I wouldn’t call Firework creators influencers (like on other platforms). The problem with the term “influencer” is that most of them are creating “clickbaity” content. What we look for is pure creativity.  Additionally, on all other platforms, your content is restricted by the number of followers you have. That is the reason why there is a premium on the number of followers you have. On the Firework platform, because of the way we are structured, if you’re telling an interesting story, most users will see your video at some point or the other. We have been called “the YouTube of short-form videos” by some of the media, but I wouldn’t go as far as that. We are building a platform that allows a regular creator who’s got an interesting story to tell, to reach an audience that would otherwise not have been possible.

Are creators in India able to earn a source of income from the content they are generating? 

In places like Japan and the US, monetisation has already started. In India, a lot of that will start in the next month or so.

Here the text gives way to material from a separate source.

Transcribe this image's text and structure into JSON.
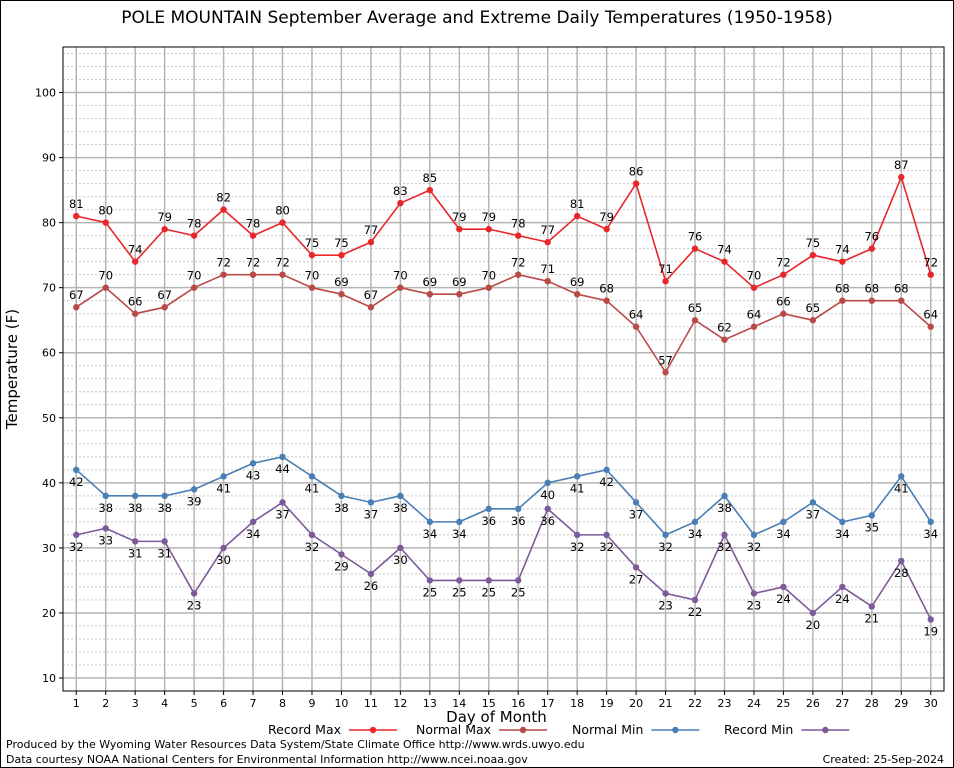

Another source of income for Firework creators is a private chat channel (which is either priced or ad-funded) between them and the users subscribed to their channels. Users can then ask creators questions directly and establish a one-on-one connection with them. In Japan (which is the only country where we have started this), this is giving creators a revenue stream beyond what they earn by creating content. This is becoming quite an interesting business model. We will adapt it to India with more introductory prices in early 2020.

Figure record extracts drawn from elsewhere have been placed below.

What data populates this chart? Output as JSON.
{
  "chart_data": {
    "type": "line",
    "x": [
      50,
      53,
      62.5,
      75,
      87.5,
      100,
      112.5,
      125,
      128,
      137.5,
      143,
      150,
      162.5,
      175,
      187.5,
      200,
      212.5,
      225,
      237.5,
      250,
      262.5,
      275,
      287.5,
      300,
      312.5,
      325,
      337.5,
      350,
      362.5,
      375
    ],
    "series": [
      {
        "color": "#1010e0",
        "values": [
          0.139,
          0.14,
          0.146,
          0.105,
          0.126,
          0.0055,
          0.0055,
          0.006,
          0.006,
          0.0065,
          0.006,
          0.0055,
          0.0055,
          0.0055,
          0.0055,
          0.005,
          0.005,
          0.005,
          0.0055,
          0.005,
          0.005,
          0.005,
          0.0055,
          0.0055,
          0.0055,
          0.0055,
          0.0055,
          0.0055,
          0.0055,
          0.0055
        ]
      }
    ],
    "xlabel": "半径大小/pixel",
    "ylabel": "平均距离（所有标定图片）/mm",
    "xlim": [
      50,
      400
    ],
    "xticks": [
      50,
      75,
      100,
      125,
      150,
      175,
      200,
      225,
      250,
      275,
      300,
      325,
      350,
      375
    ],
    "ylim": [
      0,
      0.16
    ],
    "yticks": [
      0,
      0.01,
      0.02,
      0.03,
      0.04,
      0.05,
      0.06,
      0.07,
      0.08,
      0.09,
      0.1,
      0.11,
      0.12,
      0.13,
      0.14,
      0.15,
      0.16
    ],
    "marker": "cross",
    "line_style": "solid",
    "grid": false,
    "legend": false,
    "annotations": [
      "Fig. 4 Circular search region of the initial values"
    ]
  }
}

How are you localising the platform for the Indian market?

In India, we want to try and move away from Hindi and English content—those are not the only two languages that people speak here. We want to go deeper into the southern languages. We want to work with content in major Indian languages—Malayalam, Bengali, Gujarati, Punjabi, and Kannada.

How does Firework plan to tackle more established platforms in India like TikTok, YouTube and Instagram?

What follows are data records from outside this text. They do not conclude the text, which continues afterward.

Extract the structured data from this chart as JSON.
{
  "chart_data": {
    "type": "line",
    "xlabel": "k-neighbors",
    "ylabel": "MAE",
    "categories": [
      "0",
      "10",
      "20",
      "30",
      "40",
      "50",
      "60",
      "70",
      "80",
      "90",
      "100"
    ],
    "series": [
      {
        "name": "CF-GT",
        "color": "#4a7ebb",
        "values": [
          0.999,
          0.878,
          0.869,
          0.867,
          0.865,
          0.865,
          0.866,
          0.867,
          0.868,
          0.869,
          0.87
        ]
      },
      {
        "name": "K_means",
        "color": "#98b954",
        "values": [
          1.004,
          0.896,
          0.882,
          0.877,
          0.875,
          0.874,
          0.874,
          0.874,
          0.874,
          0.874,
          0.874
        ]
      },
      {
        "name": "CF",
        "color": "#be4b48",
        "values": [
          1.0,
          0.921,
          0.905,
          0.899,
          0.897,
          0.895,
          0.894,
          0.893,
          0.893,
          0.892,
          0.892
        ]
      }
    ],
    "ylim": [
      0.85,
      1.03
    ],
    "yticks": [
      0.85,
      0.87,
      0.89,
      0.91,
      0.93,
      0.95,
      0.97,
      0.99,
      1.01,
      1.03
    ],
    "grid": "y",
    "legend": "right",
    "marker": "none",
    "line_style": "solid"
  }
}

We are not getting into a firestorm with anyone about the number of downloads in India.

We will focus on good quality content. That is the most sensible thing to do. We are not getting into a firestorm with anyone about the number of downloads or anything like that. I think that is a strategy which is disastrous in the long run. I don’t think there is any business on the internet that has succeeded by buying billions of users.

How would you judge the success of the platform?

I’ll judge success on the basis of the number of daily active users. We aim to get to about 100 million daily active users in a year’s time and that is something we are on track for. We haven’t spent money on acquiring users. We’ve been lucky enough to have intelligent creators who have created content and then gone out and spoken about us. Usually, within 30 days of installing an app, almost 90-95% of all downloads get uninstalled in markets like India and Latin America. So, if we keep buying and then losing consumers, that stickiness is never going to be achieved.

What’s the biggest challenge you foresee in establishing Firework in India?

In the next three months, the greatest challenge in India will be to get creators to understand how to tell a story in 30 seconds. There are many ways in which 30-second videos can be made and I think a lot of work needs to be done around that itself. We need to pick people who can do this at scale very quickly and get them to educate, guide and mentor others who want to come on board. That is going to take time. Without creators, we won’t have enough videos, and without videos, we won’t be able to attract users. We do not want to be in a situation in which users run out of interesting videos to watch.